Key infrastructure projects could be axed

·2-min read

Infrastructure projects could be axed as the federal government looks to save money and ease pressure on the construction industry.

Infrastructure Minister Catherine King delivered a speech to the Infrastructure Partnerships Australia conference on Friday about the need to streamline Commonwealth spending in the sector.

The minister wants investment to focus on major "high priority nation building" projects - such as the High Speed Rail and Western Sydney Airport - and smaller state projects deprioritised, according to reports in The Australian.

Shadow Infrastructure Minister Bridget McKenzie welcomed reports of a strategic approach to federal infrastructure investment, but warned that "the devil will be in the detail" when it came to prioritising some projects over others.

"Depending on the methodology used, smaller regional projects can be game changers in terms of impact," she told AAP.

"Investing in infrastructure across the economy is an essential way to increase national productivity."

Ms McKenzie, who had not had a chance to hear the minister's speech, also said state governments were partly responsible for driving up costs and blowing out timelines.

"I wish the new minister all success in brokering with the states a more efficient infrastructure pipeline that better apportions costs, and improves delivery," Ms McKenzie said.
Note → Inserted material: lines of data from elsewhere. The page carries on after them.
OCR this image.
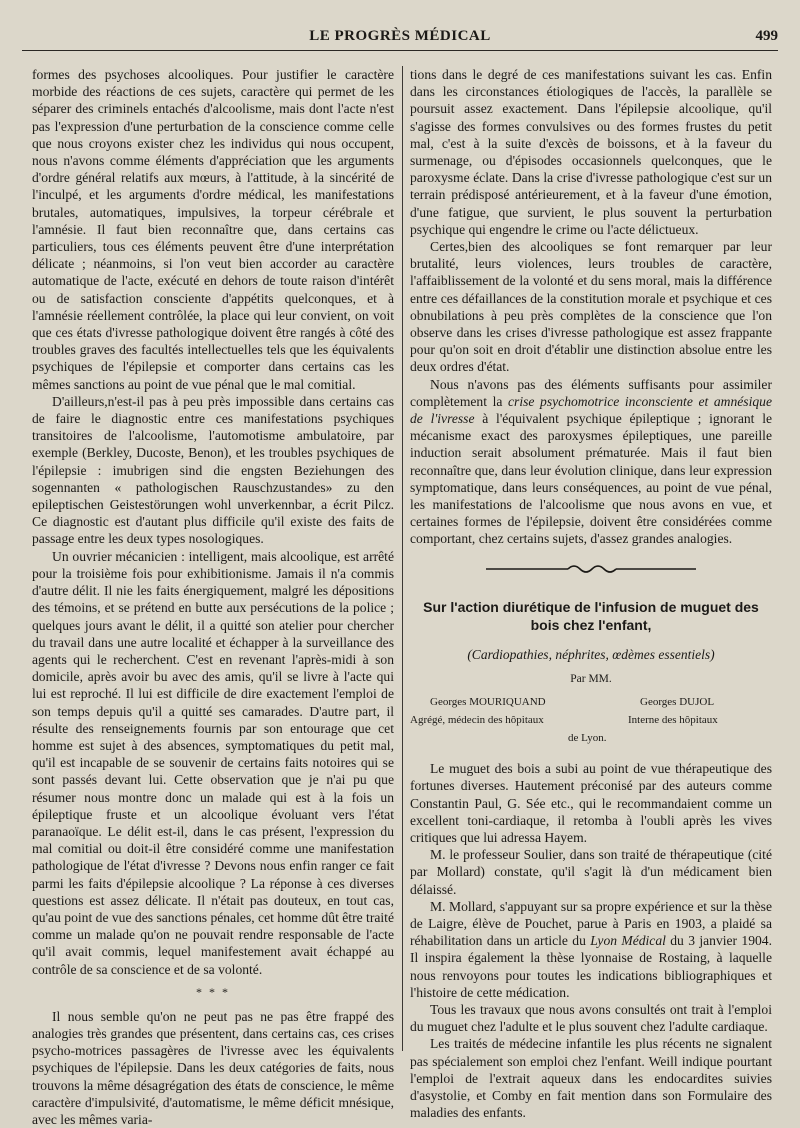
LE PROGRÈS MÉDICAL	499

formes des psychoses alcooliques. Pour justifier le caractère morbide des réactions de ces sujets, caractère qui permet de les séparer des criminels entachés d'alcoolisme, mais dont l'acte n'est pas l'expression d'une perturbation de la conscience comme celle que nous croyons exister chez les individus qui nous occupent, nous n'avons comme éléments d'appréciation que les arguments d'ordre général relatifs aux mœurs, à l'attitude, à la sincérité de l'inculpé, et les arguments d'ordre médical, les manifestations brutales, automatiques, impulsives, la torpeur cérébrale et l'amnésie. Il faut bien reconnaître que, dans certains cas particuliers, tous ces éléments peuvent être d'une interprétation délicate ; néanmoins, si l'on veut bien accorder au caractère automatique de l'acte, exécuté en dehors de toute raison d'intérêt ou de satisfaction consciente d'appétits quelconques, et à l'amnésie réellement contrôlée, la place qui leur convient, on voit que ces états d'ivresse pathologique doivent être rangés à côté des troubles graves des facultés intellectuelles tels que les équivalents psychiques de l'épilepsie et comporter dans certains cas les mêmes sanctions au point de vue pénal que le mal comitial.

D'ailleurs,n'est-il pas à peu près impossible dans certains cas de faire le diagnostic entre ces manifestations psychiques transitoires de l'alcoolisme, l'automotisme ambulatoire, par exemple (Berkley, Ducoste, Benon), et les troubles psychiques de l'épilepsie : imubrigen sind die engsten Beziehungen des sogennanten « pathologischen Rauschzustandes» zu den epileptischen Geistestörungen wohl unverkennbar, a écrit Pilcz. Ce diagnostic est d'autant plus difficile qu'il existe des faits de passage entre les deux types nosologiques.

Un ouvrier mécanicien : intelligent, mais alcoolique, est arrêté pour la troisième fois pour exhibitionisme. Jamais il n'a commis d'autre délit. Il nie les faits énergiquement, malgré les dépositions des témoins, et se prétend en butte aux persécutions de la police ; quelques jours avant le délit, il a quitté son atelier pour chercher du travail dans une autre localité et échapper à la surveillance des agents qui le recherchent. C'est en revenant l'après-midi à son domicile, après avoir bu avec des amis, qu'il se livre à l'acte qui lui est reproché. Il lui est difficile de dire exactement l'emploi de son temps depuis qu'il a quitté ses camarades. D'autre part, il résulte des renseignements fournis par son entourage que cet homme est sujet à des absences, symptomatiques du petit mal, qu'il est incapable de se souvenir de certains faits notoires qui se sont passés devant lui. Cette observation que je n'ai pu que résumer nous montre donc un malade qui est à la fois un épileptique fruste et un alcoolique évoluant vers l'état paranaoïque. Le délit est-il, dans le cas présent, l'expression du mal comitial ou doit-il être considéré comme une manifestation pathologique de l'état d'ivresse ? Devons nous enfin ranger ce fait parmi les faits d'épilepsie alcoolique ? La réponse à ces diverses questions est assez délicate. Il n'était pas douteux, en tout cas, qu'au point de vue des sanctions pénales, cet homme dût être traité comme un malade qu'on ne pouvait rendre responsable de l'acte qu'il avait commis, lequel manifestement avait échappé au contrôle de sa conscience et de sa volonté.

* * *

Il nous semble qu'on ne peut pas ne pas être frappé des analogies très grandes que présentent, dans certains cas, ces crises psycho-motrices passagères de l'ivresse avec les équivalents psychiques de l'épilepsie. Dans les deux catégories de faits, nous trouvons la même désagrégation des états de conscience, le même caractère d'impulsivité, d'automatisme, le même déficit mnésique, avec les mêmes varia-

tions dans le degré de ces manifestations suivant les cas. Enfin dans les circonstances étiologiques de l'accès, la parallèle se poursuit assez exactement. Dans l'épilepsie alcoolique, qu'il s'agisse des formes convulsives ou des formes frustes du petit mal, c'est à la suite d'excès de boissons, et à la faveur du surmenage, ou d'épisodes occasionnels quelconques, que le paroxysme éclate. Dans la crise d'ivresse pathologique c'est sur un terrain prédisposé antérieurement, et à la faveur d'une émotion, d'une fatigue, que survient, le plus souvent la perturbation psychique qui engendre le crime ou l'acte délictueux.

Certes,bien des alcooliques se font remarquer par leur brutalité, leurs violences, leurs troubles de caractère, l'affaiblissement de la volonté et du sens moral, mais la différence entre ces défaillances de la constitution morale et psychique et ces obnubilations à peu près complètes de la conscience que l'on observe dans les crises d'ivresse pathologique est assez frappante pour qu'on soit en droit d'établir une distinction absolue entre les deux ordres d'état.

Nous n'avons pas des éléments suffisants pour assimiler complètement la crise psychomotrice inconsciente et amnésique de l'ivresse à l'équivalent psychique épileptique ; ignorant le mécanisme exact des paroxysmes épileptiques, une pareille induction serait absolument prématurée. Mais il faut bien reconnaître que, dans leur évolution clinique, dans leur expression symptomatique, dans leurs conséquences, au point de vue pénal, les manifestations de l'alcoolisme que nous avons en vue, et certaines formes de l'épilepsie, doivent être considérées comme comportant, chez certains sujets, d'assez grandes analogies.

Sur l'action diurétique de l'infusion de muguet des bois chez l'enfant,
(Cardiopathies, néphrites, œdèmes essentiels)
Par MM.
Georges MOURIQUAND	Georges DUJOL
Agrégé, médecin des hôpitaux	Interne des hôpitaux
de Lyon.

Le muguet des bois a subi au point de vue thérapeutique des fortunes diverses. Hautement préconisé par des auteurs comme Constantin Paul, G. Sée etc., qui le recommandaient comme un excellent toni-cardiaque, il retomba à l'oubli après les vives critiques que lui adressa Hayem.

M. le professeur Soulier, dans son traité de thérapeutique (cité par Mollard) constate, qu'il s'agit là d'un médicament bien délaissé.

M. Mollard, s'appuyant sur sa propre expérience et sur la thèse de Laigre, élève de Pouchet, parue à Paris en 1903, a plaidé sa réhabilitation dans un article du Lyon Médical du 3 janvier 1904. Il inspira également la thèse lyonnaise de Rostaing, à laquelle nous renvoyons pour toutes les indications bibliographiques et l'histoire de cette médication.

Tous les travaux que nous avons consultés ont trait à l'emploi du muguet chez l'adulte et le plus souvent chez l'adulte cardiaque.

Les traités de médecine infantile les plus récents ne signalent pas spécialement son emploi chez l'enfant. Weill indique pourtant l'emploi de l'extrait aqueux dans les endocardites suivies d'asystolie, et Comby en fait mention dans son Formulaire des maladies des enfants.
In the Coalition's 2022 budget handed down in May, the former government committed to $17.9 billion over ten years towards new infrastructure projects

Speaking to reporters about the Labor government's first budget on Wednesday, Treasurer Jim Chalmers foreshadowed the possibility of cutting back on planned infrastructure spending to save money and take pressure off private construction.

"I think there is a broad understanding that it is difficult right now, when you consider the infrastructure pipeline across all three levels of government plus the private sector," he said.

"There are obvious pressures on timetables and costs. And I think it would be strange to ignore that."

He said there was a conversation underway between all levels of government about "how we deliver those infrastructure commitments in a way that gets value for money, and on realistic timeframes".

The construction industry has been under pressure from soaring materials costs, a competitive labour market and other challenges.